To the contrary, scientists said, powerful new satellite tracking studies of birds on the wing — including one that coincided with the height of Hurricane Sandy’s fury — reveal birds as the supreme masters of extreme weather management, able to skirt deftly around gale-force winds, correct course after being blown horribly astray, or even use a hurricane as a kind of slingshot to propel themselves forward at hyperspeed.

“We must remind ourselves that 40 to 50 percent of birds are migratory, often traveling thousands of miles a year between their summer and winter grounds,” said Gary Langham, chief scientist of the National Audubon Society in Washington. “The only way they can accomplish that is to have amazing abilities that are far beyond anything we can do.”
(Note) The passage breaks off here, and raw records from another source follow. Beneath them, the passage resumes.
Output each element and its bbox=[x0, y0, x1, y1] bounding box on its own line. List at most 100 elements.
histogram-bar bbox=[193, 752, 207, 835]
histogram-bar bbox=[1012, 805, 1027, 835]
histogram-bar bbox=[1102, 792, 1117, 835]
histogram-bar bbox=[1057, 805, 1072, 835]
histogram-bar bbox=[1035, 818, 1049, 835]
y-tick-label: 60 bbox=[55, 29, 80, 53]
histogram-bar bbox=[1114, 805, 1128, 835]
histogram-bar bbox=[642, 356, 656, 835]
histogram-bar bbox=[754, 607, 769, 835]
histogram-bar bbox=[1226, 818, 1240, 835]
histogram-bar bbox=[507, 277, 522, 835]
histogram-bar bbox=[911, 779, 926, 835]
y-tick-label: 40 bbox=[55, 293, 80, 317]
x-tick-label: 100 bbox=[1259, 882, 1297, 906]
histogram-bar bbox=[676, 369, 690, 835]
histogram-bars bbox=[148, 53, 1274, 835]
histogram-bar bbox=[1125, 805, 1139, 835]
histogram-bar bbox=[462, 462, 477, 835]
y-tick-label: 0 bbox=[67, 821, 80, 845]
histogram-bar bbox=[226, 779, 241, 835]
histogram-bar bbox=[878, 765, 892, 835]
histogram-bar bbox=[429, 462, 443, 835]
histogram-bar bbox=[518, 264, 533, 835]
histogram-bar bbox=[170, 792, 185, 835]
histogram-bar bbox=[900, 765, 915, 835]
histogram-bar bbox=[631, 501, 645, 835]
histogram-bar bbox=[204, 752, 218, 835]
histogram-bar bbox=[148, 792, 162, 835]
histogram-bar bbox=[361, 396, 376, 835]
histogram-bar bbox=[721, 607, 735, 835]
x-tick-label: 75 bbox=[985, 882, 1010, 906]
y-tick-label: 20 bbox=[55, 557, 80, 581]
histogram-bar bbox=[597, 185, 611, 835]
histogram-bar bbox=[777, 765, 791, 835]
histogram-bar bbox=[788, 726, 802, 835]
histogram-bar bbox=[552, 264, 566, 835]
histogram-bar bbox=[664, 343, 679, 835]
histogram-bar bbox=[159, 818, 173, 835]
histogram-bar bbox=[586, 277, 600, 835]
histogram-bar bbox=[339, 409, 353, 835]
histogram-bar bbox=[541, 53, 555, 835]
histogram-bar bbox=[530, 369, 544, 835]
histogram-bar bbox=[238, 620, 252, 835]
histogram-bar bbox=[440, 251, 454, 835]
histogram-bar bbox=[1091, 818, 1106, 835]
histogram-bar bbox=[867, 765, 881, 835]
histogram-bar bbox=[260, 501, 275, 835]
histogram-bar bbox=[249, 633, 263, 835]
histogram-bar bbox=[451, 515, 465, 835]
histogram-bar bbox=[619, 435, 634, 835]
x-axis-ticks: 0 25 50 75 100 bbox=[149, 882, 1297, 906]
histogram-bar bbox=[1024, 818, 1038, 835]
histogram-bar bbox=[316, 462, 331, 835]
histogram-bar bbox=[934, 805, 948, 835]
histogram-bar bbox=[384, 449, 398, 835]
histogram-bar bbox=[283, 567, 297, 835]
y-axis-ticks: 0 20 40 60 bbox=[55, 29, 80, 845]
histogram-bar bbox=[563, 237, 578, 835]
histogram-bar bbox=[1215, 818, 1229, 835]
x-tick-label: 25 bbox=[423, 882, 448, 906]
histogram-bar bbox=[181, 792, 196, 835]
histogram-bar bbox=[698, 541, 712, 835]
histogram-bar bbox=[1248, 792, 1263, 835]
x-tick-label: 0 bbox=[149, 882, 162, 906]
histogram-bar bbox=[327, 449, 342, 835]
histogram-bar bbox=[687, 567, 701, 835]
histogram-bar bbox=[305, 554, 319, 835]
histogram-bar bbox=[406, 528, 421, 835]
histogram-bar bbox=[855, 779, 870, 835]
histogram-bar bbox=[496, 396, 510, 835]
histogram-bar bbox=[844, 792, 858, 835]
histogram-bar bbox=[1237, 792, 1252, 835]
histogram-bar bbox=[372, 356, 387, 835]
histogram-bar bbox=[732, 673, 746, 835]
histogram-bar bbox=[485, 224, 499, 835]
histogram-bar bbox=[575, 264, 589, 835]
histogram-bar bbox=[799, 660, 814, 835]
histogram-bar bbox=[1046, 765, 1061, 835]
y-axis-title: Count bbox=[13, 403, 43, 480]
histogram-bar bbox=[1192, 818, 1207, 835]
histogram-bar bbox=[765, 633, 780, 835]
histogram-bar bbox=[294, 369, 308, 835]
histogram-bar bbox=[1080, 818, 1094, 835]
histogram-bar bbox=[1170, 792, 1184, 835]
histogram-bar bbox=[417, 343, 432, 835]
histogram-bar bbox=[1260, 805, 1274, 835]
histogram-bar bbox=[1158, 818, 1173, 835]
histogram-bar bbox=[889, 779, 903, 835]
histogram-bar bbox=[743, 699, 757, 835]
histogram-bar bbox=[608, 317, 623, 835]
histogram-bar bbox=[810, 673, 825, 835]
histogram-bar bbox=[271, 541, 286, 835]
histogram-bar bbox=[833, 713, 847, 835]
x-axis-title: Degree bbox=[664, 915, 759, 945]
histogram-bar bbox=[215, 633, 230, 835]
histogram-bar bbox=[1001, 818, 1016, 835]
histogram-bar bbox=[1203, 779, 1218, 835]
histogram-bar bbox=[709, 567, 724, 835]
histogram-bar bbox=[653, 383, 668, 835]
Hurricane Sandy (2012) did not disappoint. As an enormous hybrid of winter and tropical storm fronts with a huge reach, it pulled in a far more diverse group of birds than the average hurricane, and Web sites like eBird and BirdCast were alive with thrilled reports of exceptional sightings — of the European shorebird called the northern lapwing showing up in Massachusetts; of Eastern wood-pewees that should have been in Central and South Americasuddenly appearing again in New York and Ontario; of Trinidad Petrels, which normally spend their entire lives over the open ocean off Brazil, popping up in western Pennsylvania; and of flocks of Leach’s storm-petrels and pomarine jaegers, arctic relatives of gulls, making unheard-of tours far inland and through Manhattan.”